Autumn in Venice: Ernest Hemingway and His Last Muse
Autumn in Venice by Andrea di Robilant tells a fascinating true tale about Ernest Hemingway and His Last Muse. The story follows Hemingway across the globe before and after he met a young Venetian woman, Adriana, who was thirty years younger than him. They became infatuated with each other, and Adriana met with him privately and sometimes followed along in his globe-spanning entourage. He is married to his last wife, Mary Welsh, during the time and is in a low point in his career after the monumental early career successes of The Sun Also Rises (1926), A Farewell to Arms (1929), and For Whom the Bell Tolls (1940). She is known to be his inspiration for Renata in Across the River into the Trees (1950) and was still in contact with him when he reached stardom and fortune again with The Old Man and the Sea (1952).

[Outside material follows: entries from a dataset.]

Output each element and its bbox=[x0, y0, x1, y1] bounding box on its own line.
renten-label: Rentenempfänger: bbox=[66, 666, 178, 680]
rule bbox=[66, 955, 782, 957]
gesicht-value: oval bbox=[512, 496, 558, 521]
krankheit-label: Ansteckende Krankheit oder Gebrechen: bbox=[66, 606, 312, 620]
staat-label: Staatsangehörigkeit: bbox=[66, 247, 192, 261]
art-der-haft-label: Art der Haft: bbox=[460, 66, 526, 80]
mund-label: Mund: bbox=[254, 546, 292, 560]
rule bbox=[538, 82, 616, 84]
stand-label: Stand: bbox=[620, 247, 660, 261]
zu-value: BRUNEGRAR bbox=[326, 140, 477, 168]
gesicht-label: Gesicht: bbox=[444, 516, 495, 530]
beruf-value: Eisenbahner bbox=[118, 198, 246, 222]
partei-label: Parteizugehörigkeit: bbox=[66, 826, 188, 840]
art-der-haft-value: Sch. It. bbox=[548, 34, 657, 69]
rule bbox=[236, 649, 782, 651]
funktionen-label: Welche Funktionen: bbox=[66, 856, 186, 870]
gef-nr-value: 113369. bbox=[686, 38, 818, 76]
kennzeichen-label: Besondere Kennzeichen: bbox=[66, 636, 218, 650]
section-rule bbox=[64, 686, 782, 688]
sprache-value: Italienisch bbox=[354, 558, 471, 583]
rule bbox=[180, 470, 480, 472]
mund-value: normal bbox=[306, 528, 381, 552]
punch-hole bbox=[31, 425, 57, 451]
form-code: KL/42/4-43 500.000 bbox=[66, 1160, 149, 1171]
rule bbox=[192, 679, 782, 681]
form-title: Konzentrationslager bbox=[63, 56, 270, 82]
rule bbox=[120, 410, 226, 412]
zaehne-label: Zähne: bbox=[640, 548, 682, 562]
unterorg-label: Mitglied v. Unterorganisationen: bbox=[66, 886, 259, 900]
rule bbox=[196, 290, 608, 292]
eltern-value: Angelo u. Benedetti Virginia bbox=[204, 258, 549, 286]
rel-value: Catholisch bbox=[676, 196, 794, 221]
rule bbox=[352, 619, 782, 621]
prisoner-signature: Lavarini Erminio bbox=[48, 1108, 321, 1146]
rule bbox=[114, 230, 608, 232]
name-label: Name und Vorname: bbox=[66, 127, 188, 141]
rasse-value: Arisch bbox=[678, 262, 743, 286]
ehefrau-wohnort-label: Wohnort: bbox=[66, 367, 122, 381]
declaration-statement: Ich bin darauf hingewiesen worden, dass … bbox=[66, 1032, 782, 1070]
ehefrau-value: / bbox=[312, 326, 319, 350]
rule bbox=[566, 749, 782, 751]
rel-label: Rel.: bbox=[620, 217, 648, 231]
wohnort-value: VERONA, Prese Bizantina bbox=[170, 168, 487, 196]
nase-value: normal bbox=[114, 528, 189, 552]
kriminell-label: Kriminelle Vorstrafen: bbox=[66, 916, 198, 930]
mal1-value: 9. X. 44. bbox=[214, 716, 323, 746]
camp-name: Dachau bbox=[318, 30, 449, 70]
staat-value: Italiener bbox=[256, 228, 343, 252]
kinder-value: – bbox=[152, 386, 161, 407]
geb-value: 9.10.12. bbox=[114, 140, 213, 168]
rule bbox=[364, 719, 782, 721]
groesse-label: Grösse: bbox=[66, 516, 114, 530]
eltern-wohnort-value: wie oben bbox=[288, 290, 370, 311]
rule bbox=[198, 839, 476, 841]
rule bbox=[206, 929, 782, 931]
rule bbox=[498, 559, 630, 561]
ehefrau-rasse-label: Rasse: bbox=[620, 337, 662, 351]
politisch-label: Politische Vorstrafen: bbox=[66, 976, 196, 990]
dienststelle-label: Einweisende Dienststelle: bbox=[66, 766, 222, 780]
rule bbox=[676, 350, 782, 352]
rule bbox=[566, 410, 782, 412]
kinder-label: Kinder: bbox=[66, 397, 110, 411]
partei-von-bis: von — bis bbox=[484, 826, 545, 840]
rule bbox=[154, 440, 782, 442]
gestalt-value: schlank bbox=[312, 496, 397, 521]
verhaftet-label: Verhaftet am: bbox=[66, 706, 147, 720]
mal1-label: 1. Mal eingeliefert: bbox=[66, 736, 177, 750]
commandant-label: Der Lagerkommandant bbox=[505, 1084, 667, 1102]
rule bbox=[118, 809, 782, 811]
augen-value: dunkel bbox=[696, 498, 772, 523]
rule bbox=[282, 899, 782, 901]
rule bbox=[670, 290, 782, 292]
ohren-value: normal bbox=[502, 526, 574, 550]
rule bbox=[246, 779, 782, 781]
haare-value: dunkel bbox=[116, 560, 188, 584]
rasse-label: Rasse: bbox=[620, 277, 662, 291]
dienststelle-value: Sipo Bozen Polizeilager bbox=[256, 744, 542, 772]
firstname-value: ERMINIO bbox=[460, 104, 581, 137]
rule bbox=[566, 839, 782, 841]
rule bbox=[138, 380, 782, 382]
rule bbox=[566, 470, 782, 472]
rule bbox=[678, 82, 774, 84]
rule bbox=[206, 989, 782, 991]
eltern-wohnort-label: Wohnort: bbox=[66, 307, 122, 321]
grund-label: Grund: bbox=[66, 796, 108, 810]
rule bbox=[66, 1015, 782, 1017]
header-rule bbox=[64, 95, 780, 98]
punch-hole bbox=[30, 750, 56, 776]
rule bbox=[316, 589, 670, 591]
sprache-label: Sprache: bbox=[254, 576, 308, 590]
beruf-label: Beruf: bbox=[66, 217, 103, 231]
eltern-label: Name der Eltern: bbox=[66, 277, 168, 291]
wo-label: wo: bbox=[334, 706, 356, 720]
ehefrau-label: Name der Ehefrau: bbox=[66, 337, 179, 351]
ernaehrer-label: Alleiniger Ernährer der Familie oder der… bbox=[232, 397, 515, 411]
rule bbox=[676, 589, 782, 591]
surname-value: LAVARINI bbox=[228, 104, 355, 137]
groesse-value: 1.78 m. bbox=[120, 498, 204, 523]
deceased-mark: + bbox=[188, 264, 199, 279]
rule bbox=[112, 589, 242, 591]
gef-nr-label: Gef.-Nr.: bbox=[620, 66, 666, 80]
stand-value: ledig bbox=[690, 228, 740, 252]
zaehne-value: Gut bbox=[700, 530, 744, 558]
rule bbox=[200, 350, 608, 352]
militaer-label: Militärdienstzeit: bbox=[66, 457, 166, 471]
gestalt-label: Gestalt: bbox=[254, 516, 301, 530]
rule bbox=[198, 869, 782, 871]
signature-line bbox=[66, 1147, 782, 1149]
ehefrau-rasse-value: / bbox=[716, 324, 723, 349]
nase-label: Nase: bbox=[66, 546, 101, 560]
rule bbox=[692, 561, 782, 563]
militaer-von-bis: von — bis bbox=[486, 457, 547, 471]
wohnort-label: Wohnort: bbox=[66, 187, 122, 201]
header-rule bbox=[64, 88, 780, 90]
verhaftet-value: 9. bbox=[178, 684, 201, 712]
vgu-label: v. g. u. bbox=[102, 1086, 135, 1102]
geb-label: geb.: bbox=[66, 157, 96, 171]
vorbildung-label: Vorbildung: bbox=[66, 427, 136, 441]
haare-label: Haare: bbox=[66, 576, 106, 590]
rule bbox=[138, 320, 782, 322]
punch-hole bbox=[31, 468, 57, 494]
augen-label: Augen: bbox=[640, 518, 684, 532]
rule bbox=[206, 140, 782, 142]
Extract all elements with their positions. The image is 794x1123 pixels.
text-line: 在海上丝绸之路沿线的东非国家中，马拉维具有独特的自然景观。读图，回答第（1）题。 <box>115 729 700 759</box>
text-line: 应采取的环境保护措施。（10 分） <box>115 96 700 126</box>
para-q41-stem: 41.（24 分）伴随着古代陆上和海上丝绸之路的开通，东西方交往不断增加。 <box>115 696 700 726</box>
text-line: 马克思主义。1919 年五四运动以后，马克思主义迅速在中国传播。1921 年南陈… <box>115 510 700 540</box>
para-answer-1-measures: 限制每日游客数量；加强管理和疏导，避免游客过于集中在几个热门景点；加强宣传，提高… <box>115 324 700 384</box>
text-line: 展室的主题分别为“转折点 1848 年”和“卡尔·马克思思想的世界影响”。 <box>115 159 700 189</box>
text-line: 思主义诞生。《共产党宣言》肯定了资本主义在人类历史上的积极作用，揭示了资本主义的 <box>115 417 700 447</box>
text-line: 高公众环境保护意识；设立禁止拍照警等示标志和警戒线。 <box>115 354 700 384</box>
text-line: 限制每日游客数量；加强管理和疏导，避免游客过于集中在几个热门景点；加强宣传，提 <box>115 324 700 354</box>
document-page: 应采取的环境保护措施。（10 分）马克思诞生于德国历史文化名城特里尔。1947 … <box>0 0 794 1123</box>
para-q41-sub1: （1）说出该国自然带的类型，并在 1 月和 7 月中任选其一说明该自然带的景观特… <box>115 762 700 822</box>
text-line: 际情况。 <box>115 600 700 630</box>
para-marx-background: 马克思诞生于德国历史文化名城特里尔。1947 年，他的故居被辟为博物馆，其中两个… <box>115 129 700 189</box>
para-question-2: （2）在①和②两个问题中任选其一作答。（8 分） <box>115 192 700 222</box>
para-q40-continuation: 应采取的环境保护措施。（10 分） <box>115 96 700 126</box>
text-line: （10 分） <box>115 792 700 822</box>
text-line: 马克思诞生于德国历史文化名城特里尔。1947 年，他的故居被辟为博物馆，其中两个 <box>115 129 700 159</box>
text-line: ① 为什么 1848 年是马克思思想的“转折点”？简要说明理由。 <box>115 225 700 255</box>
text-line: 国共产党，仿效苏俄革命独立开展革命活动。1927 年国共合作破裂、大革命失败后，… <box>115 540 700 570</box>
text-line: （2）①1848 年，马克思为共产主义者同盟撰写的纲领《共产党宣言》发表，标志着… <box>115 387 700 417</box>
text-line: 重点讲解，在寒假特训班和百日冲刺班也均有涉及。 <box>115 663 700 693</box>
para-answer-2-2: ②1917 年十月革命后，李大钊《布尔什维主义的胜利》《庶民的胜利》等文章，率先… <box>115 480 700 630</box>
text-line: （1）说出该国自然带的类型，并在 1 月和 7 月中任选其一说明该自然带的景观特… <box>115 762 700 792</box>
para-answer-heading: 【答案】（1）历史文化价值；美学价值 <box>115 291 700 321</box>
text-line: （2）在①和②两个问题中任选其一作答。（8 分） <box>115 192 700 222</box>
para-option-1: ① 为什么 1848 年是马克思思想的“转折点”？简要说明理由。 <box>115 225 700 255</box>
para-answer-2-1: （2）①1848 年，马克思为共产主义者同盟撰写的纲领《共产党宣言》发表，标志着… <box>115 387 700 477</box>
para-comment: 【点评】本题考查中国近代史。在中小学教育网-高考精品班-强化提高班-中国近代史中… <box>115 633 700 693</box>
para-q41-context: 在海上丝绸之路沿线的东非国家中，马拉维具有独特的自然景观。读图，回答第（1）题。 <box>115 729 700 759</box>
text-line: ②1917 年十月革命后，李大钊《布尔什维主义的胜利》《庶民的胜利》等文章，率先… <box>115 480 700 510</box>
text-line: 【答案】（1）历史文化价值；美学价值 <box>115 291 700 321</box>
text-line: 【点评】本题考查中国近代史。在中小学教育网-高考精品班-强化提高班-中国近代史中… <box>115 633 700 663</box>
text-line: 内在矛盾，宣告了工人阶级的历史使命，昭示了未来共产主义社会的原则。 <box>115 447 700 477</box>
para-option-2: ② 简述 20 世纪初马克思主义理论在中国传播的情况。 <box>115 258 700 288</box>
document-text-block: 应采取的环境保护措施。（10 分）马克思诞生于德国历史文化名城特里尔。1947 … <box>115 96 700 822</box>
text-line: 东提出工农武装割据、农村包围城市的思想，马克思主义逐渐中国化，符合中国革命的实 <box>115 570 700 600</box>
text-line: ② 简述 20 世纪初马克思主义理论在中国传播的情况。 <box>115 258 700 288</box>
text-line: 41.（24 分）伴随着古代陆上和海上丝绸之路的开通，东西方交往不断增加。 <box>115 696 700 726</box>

Robilant tells a very detailed slow story of their involvement and the final chapters in Hemingway’s life and career. He had marriage problems, they were at times insufferable, but they forgave, and he found some more fun and inspiration with this young woman. He never had a daughter, and called her daughter at times, like Richard Cantwell does with Renata in Across the River and Into the Trees, but they broke off and Adriana married others and had two boys with another. Here, one finds the travelogue of their attachments and a time where a writer could be as famous as an actor. Sad endings in this tale to be expected, but a great celebration of artistic and personal and interpersonal struggles, and the exciting world of the times.